4 CONSIDERAÇÕES FINAIS

      A grande revelação da consagração dos Direitos Humanos é que todos os seres humanos, a despeito das inúmeras diferenças culturais e biológicas que os diferenciam entre si, são merecedores do direito à vida, à liberdade e à igualdade na mesma proporção. E isso reflete no sistema punitivo adotado pelas nações, que devem tratar seus prisioneiros e delinquentes com o mínimo de garantias aos direitos fundamentais. 

      A época dos suplícios, torturas e sofrimento corporal como formas de punição foi um tempo em que os Direitos Humanos não foram respeitados e em que a referência à dignidade humana não existia, mas nos faz lembrar que atingir o corpo humano-por meio da tortura, pena capital e outros- nunca foi a solução para combater a criminalidade.
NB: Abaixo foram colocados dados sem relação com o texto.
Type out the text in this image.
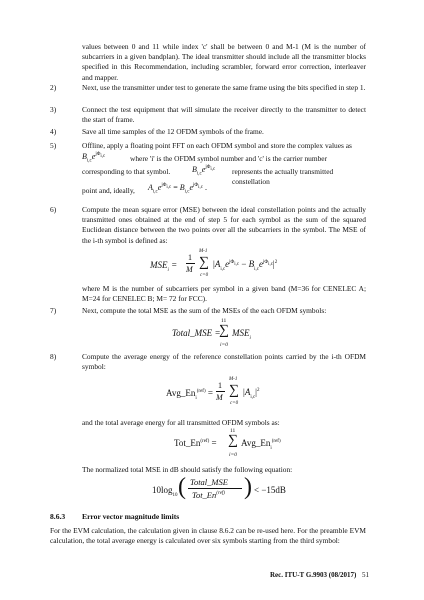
values between 0 and 11 while index 'c' shall be between 0 and M-1 (M is the number of subcarriers in a given bandplan). The ideal transmitter should include all the transmitter blocks specified in this Recommendation, including scrambler, forward error correction, interleaver and mapper.
2)	Next, use the transmitter under test to generate the same frame using the bits specified in step 1.
3)	Connect the test equipment that will simulate the receiver directly to the transmitter to detect the start of frame.
4)	Save all time samples of the 12 OFDM symbols of the frame.
5)	Offline, apply a floating point FFT on each OFDM symbol and store the complex values as
$B_{i,c}e^{j\Phi_{i,c}}$	where 'i' is the OFDM symbol number and 'c' is the carrier number
corresponding to that symbol.	$B_{i,c}e^{j\Phi_{i,c}}$ represents the actually transmitted constellation
point and, ideally,	$A_{i,c}e^{j\Phi_{i,c}} = B_{i,c}e^{j\Phi_{i,c}}$ .
6)	Compute the mean square error (MSE) between the ideal constellation points and the actually transmitted ones obtained at the end of step 5 for each symbol as the sum of the squared Euclidean distance between the two points over all the subcarriers in the symbol. The MSE of the i-th symbol is defined as:
$MSE_i$ =
1
M
M-1
∑
c=0
$|A_{i,c}e^{j\Phi_{i,c}} - B_{i,c}e^{j\Phi_{i,c}}|^2$
where M is the number of subcarriers per symbol in a given band (M=36 for CENELEC A; M=24 for CENELEC B; M= 72 for FCC).
7)	Next, compute the total MSE as the sum of the MSEs of the each OFDM symbols:
11
Total_MSE =
∑
i=0
$MSE_i$
8)	Compute the average energy of the reference constellation points carried by the i-th OFDM symbol:
$Avg\_En_i^{(ref)}$ =
1
M
M-1
∑
c=0
$|A_{i,c}|^2$
and the total average energy for all transmitted OFDM symbols as:
11
$Tot\_En^{(ref)}$ = ∑
i=0
$Avg\_En_i^{(ref)}$
The normalized total MSE in dB should satisfy the following equation:
$10\log_{10}$ ( Total_MSE
$Tot\_En^{(ref)}$ ) < −15dB
8.6.3 Error vector magnitude limits
For the EVM calculation, the calculation given in clause 8.6.2 can be re-used here. For the preamble EVM calculation, the total average energy is calculated over six symbols starting from the third symbol:
Rec. ITU-T G.9903 (08/2017) 51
Atualmente, a maioria dos países não adota nem sequer a pena capital que, assim como a tortura, são meios ineficazes para coagir um futuro criminoso, como bem lembra Beccaria, “o espetáculo atroz, porém momentâneo, da morte de um criminoso é um freio menos poderoso para o crime do que o exemplo de um homem a quem se tira a liberdade (...)”. Em meados do século XX, surge um princípio conhecido como Princípio da Moderação das Penas, amplamente adotado em diversos ordenamentos jurídicos, o que demonstra a prevalência da racionalidade humana sobre uma questão tão complexa quanto a punição do infrator. A aplicação efetiva dos Direitos Humanos torna uma sociedade mais justa, até mesmo para os infratores em suas penas e na forma como são punidos.

                                 REFERENCIAS BIBLIOGRÁFICAS

BOBBIO, Norberto. A era dos direitos. Rio de Janeiro: Campus, 2004.

BOBBIO, Norberto. Igualdade e liberdade. Rio de Janeiro: Ediouro, 1996.

COMPARATO, Fábio Konder. A afirmação histórica dos direitos humanos. São Paulo: Saraiva, 1999.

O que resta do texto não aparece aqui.